Older fans? Outside the 18-34 demographic? No Fortune 500 involvement. It gives the impression, to the guys in the suits that the sport is “not hip.” If you want to be extreme, you can even replace that word with “dying.” So, as the economy squeezes advertising dollars NASCAR falls further down the list of where they’ll spend cash, if not taking it out of their budget altogether.

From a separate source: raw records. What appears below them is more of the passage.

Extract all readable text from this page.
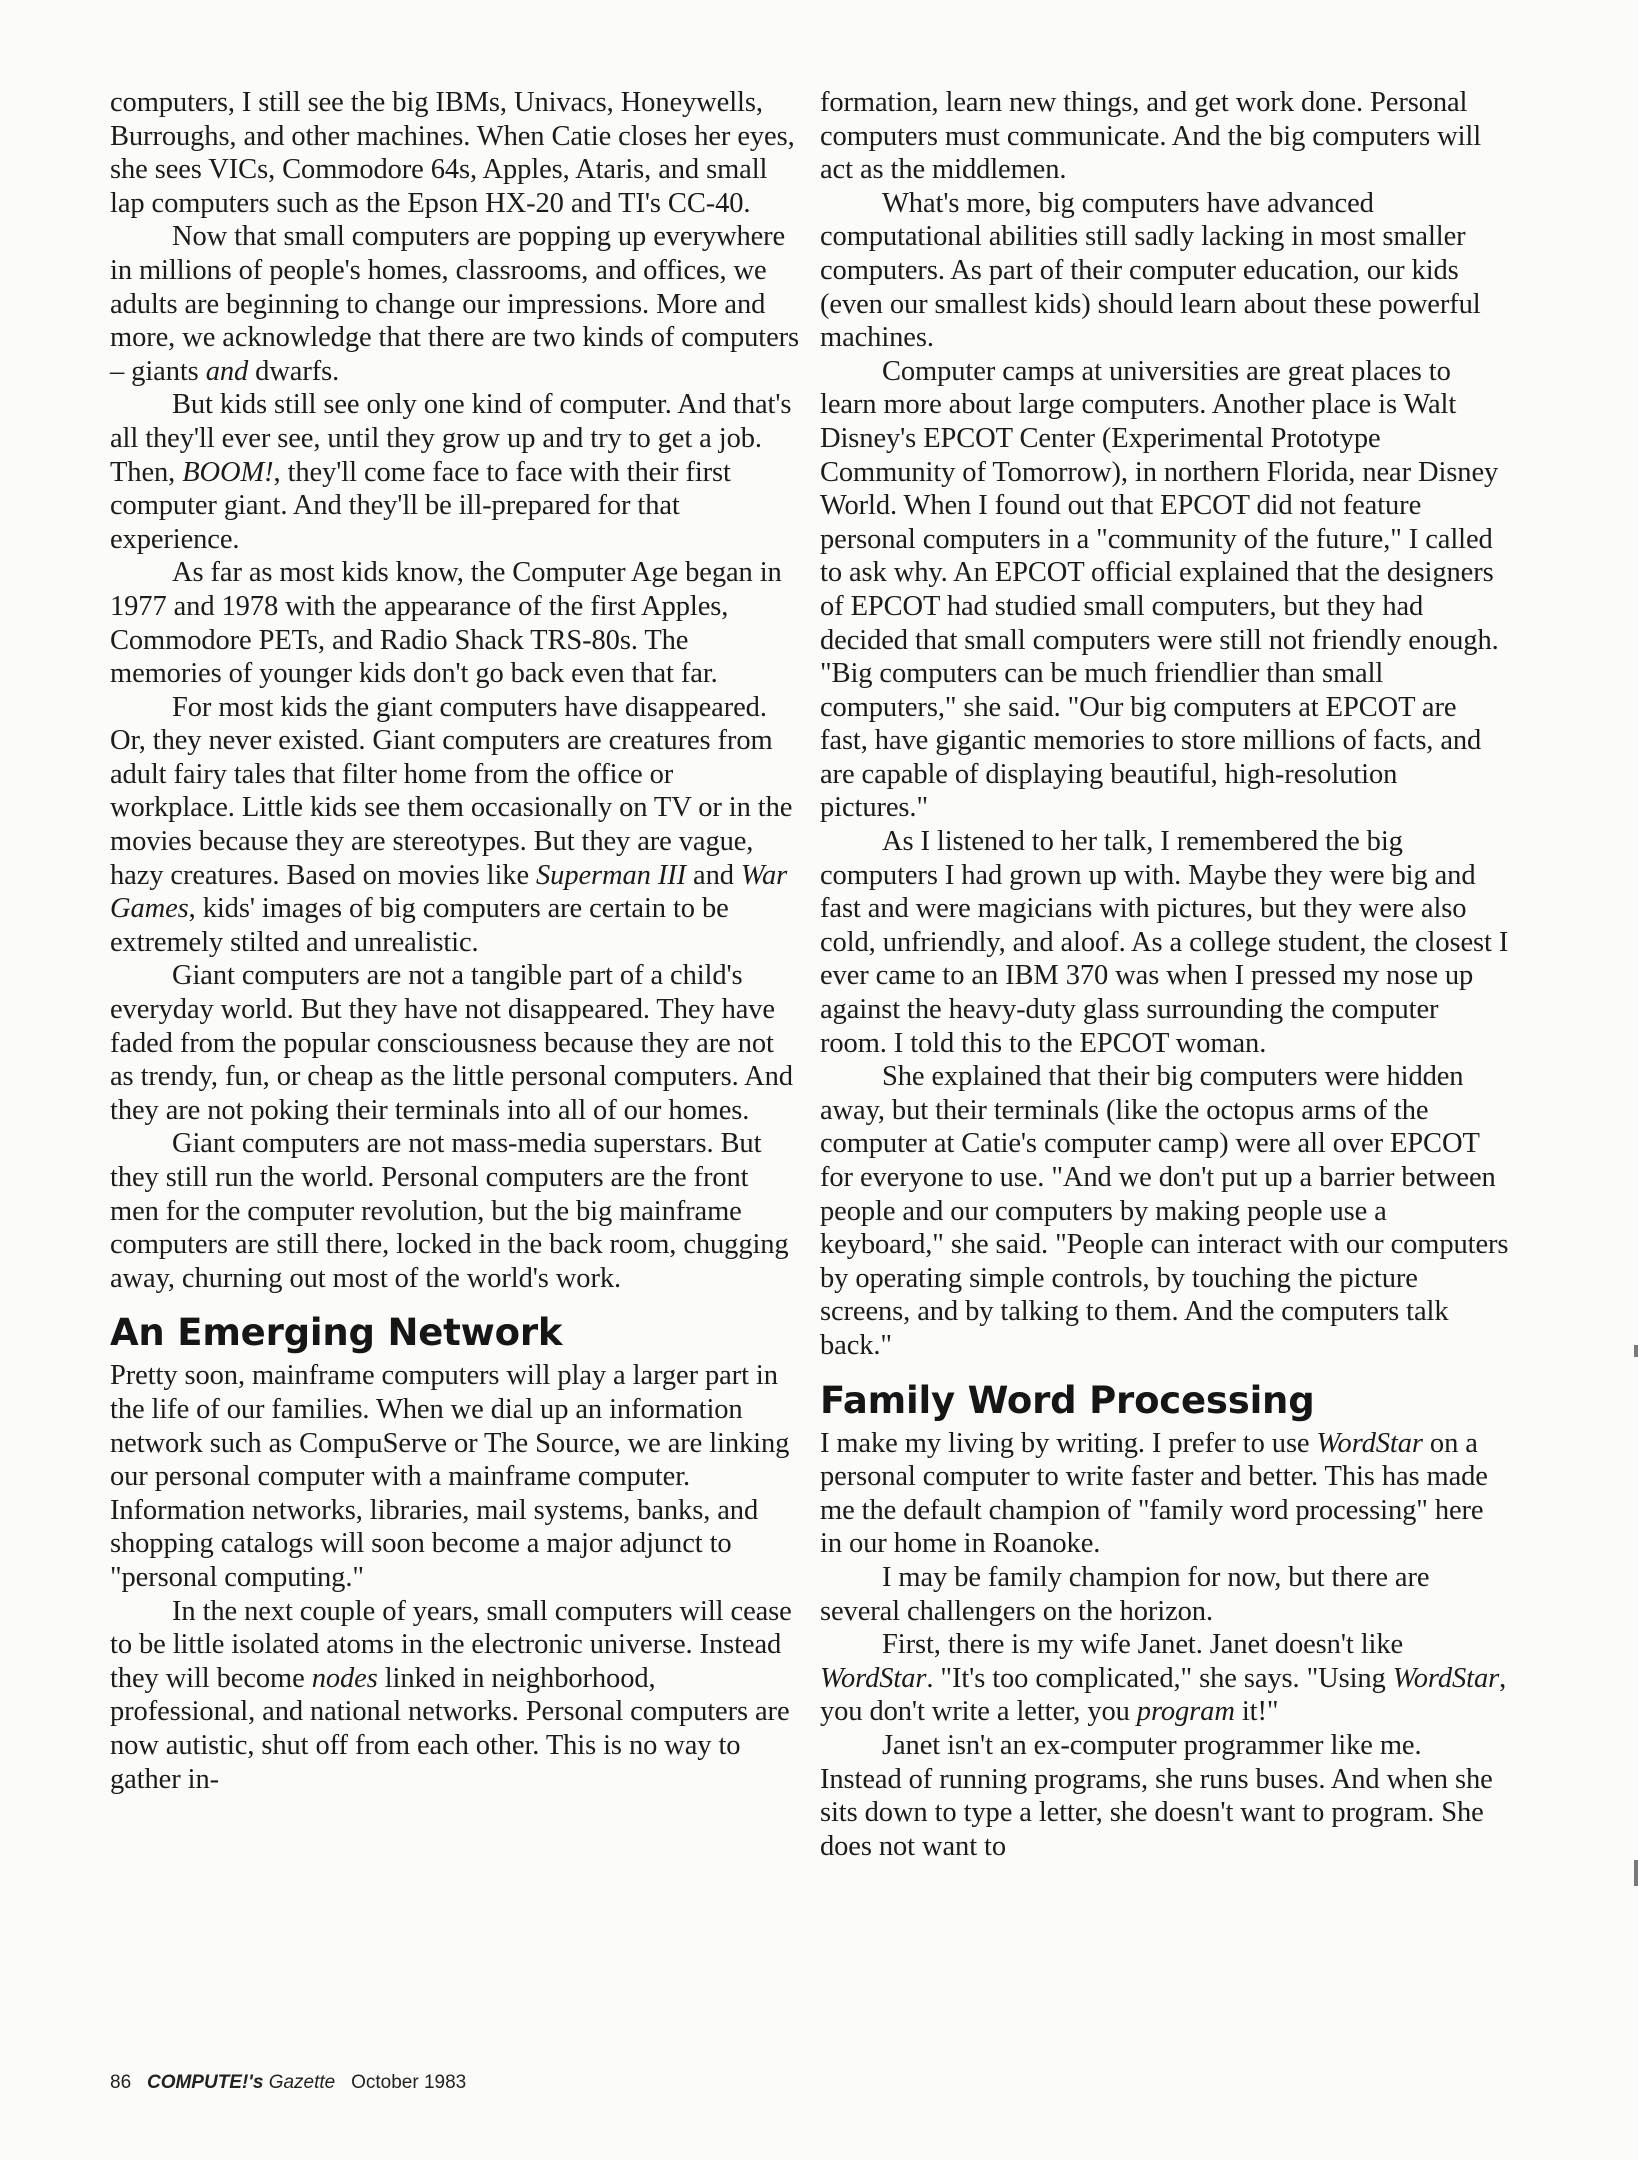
computers, I still see the big IBMs, Univacs, Honeywells, Burroughs, and other machines. When Catie closes her eyes, she sees VICs, Commodore 64s, Apples, Ataris, and small lap computers such as the Epson HX-20 and TI's CC-40.

Now that small computers are popping up everywhere in millions of people's homes, classrooms, and offices, we adults are beginning to change our impressions. More and more, we acknowledge that there are two kinds of computers – giants and dwarfs.

But kids still see only one kind of computer. And that's all they'll ever see, until they grow up and try to get a job. Then, BOOM!, they'll come face to face with their first computer giant. And they'll be ill-prepared for that experience.

As far as most kids know, the Computer Age began in 1977 and 1978 with the appearance of the first Apples, Commodore PETs, and Radio Shack TRS-80s. The memories of younger kids don't go back even that far.

For most kids the giant computers have disappeared. Or, they never existed. Giant computers are creatures from adult fairy tales that filter home from the office or workplace. Little kids see them occasionally on TV or in the movies because they are stereotypes. But they are vague, hazy creatures. Based on movies like Superman III and War Games, kids' images of big computers are certain to be extremely stilted and unrealistic.

Giant computers are not a tangible part of a child's everyday world. But they have not disappeared. They have faded from the popular consciousness because they are not as trendy, fun, or cheap as the little personal computers. And they are not poking their terminals into all of our homes.

Giant computers are not mass-media superstars. But they still run the world. Personal computers are the front men for the computer revolution, but the big mainframe computers are still there, locked in the back room, chugging away, churning out most of the world's work.

An Emerging Network

Pretty soon, mainframe computers will play a larger part in the life of our families. When we dial up an information network such as CompuServe or The Source, we are linking our personal computer with a mainframe computer. Information networks, libraries, mail systems, banks, and shopping catalogs will soon become a major adjunct to "personal computing."

In the next couple of years, small computers will cease to be little isolated atoms in the electronic universe. Instead they will become nodes linked in neighborhood, professional, and national networks. Personal computers are now autistic, shut off from each other. This is no way to gather in-

formation, learn new things, and get work done. Personal computers must communicate. And the big computers will act as the middlemen.

What's more, big computers have advanced computational abilities still sadly lacking in most smaller computers. As part of their computer education, our kids (even our smallest kids) should learn about these powerful machines.

Computer camps at universities are great places to learn more about large computers. Another place is Walt Disney's EPCOT Center (Experimental Prototype Community of Tomorrow), in northern Florida, near Disney World. When I found out that EPCOT did not feature personal computers in a "community of the future," I called to ask why. An EPCOT official explained that the designers of EPCOT had studied small computers, but they had decided that small computers were still not friendly enough. "Big computers can be much friendlier than small computers," she said. "Our big computers at EPCOT are fast, have gigantic memories to store millions of facts, and are capable of displaying beautiful, high-resolution pictures."

As I listened to her talk, I remembered the big computers I had grown up with. Maybe they were big and fast and were magicians with pictures, but they were also cold, unfriendly, and aloof. As a college student, the closest I ever came to an IBM 370 was when I pressed my nose up against the heavy-duty glass surrounding the computer room. I told this to the EPCOT woman.

She explained that their big computers were hidden away, but their terminals (like the octopus arms of the computer at Catie's computer camp) were all over EPCOT for everyone to use. "And we don't put up a barrier between people and our computers by making people use a keyboard," she said. "People can interact with our computers by operating simple controls, by touching the picture screens, and by talking to them. And the computers talk back."

Family Word Processing

I make my living by writing. I prefer to use WordStar on a personal computer to write faster and better. This has made me the default champion of "family word processing" here in our home in Roanoke.

I may be family champion for now, but there are several challengers on the horizon.

First, there is my wife Janet. Janet doesn't like WordStar. "It's too complicated," she says. "Using WordStar, you don't write a letter, you program it!"

Janet isn't an ex-computer programmer like me. Instead of running programs, she runs buses. And when she sits down to type a letter, she doesn't want to program. She does not want to

86 COMPUTE!'s Gazette October 1983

Another issue we could be facing is cost; as the middle class in Sprint Cup has disappeared, a garage full of rich and poor the multi-car owners are still asking for $20 million, $25 million deals, and higher. Compare that with, say, Tommy Baldwin Racing, which is looking for one-tenth of that money just to survive and run every week. The gaps between the “haves” and “have nots” have never been greater, but the “haves,” with bloated race shops of hundreds of employees, don’t want to downsize the people they care about. So they put patchwork deals together, making $20 million out of ten different sponsors as the pool of potential backers grows smaller for everybody else. NASCAR never steps in to cut costs, and… the awful cycle continues.
You would think, after three years of no funded rookie drivers (Logano was the last) and no new team owner involvement, NASCAR would step in and do something. IndyCar, through the way money is redistributed through the teams and their attempts, at least to control cost are getting sponsors to step up; the audience might be there, but the business model is working. It’s a dangerous game when you have the opposite scenario. No matter how many people show up in the stands, turn on that television or buy Tony Stewart t-shirts, they can’t save a bad business model from turning NASCAR’s top teams broke.
When will someone address the problem? When will the top owners come together and try to find a solution? The answers may remain a mystery; and while they do, Office Depot and Tony Stewart are just the tip of a very dangerous iceberg.